Even a hand-delivered notice from the landlady shows up at 6:01pm when the office is already closed. I guarantee that you will be helpless to respond in a timely fashion.
It has been suggested that "bankers hours" and 9-5 office hours were originated specifically to jam up the working man, who needed to be in the mines or on the factory floor during those hours. If a bank actually wanted to serve working people, they would be open on weekends. Traditionally it was not something your wife or kids could proxy, if they did not drive or have authorization, but the single working man was doubly screwed in these situations.
This year I also have the experience of very premature "billing notices" sent to my email and text and every other place, where the bureaucrats are counting on impatience to pay a bill far too early, before it is due, luring you in with ambiguous wording.

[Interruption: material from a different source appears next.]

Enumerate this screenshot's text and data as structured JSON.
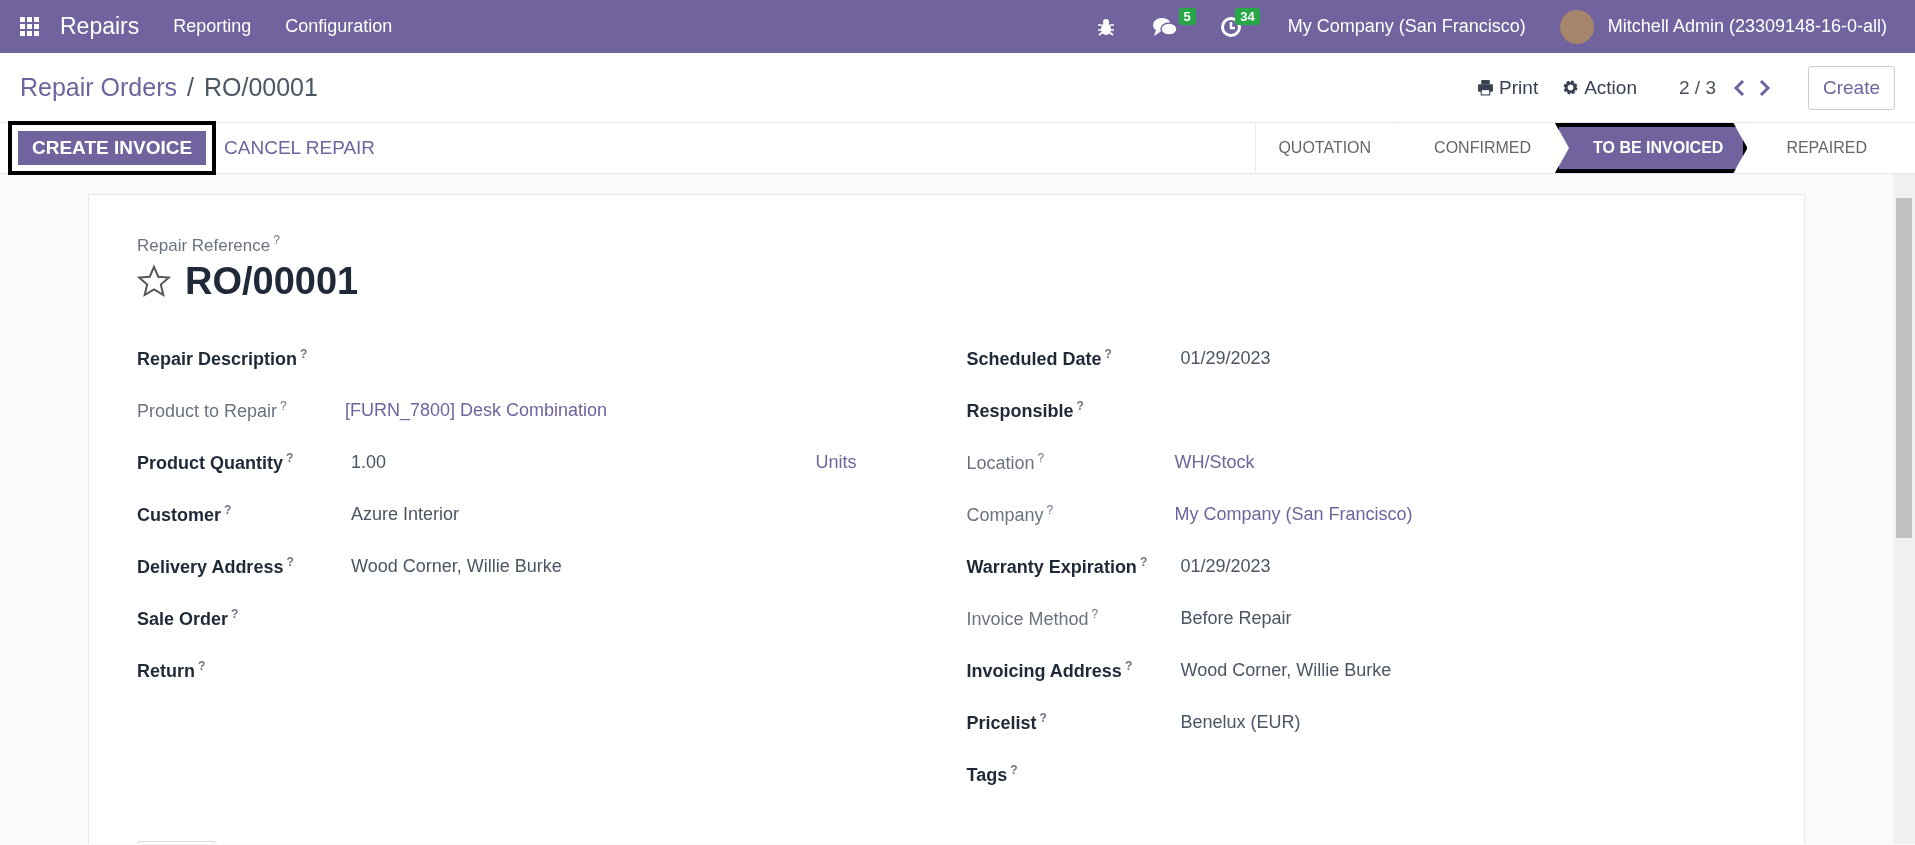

People today are warning "do not comply in advance" and I am observing this maxim with health care billing in particular.
There are only two suitable mediums: E-Mail or phone call.
> Different stroke for different folks, but I'm still very much in the paradigm where email is more like a letter in the mail, not like a text message, IM, or "please return my call" voicemail.
I moved from a company that operated under that paradigm (Slack was the primary mode of internal comms) to one that treats email as the primary mode of comms. It was a minor challenge to start watching my inbox and keep it at zero-unread (something I don't care about at all in my personal emails). Feels natural to me now when I'm in work-mode.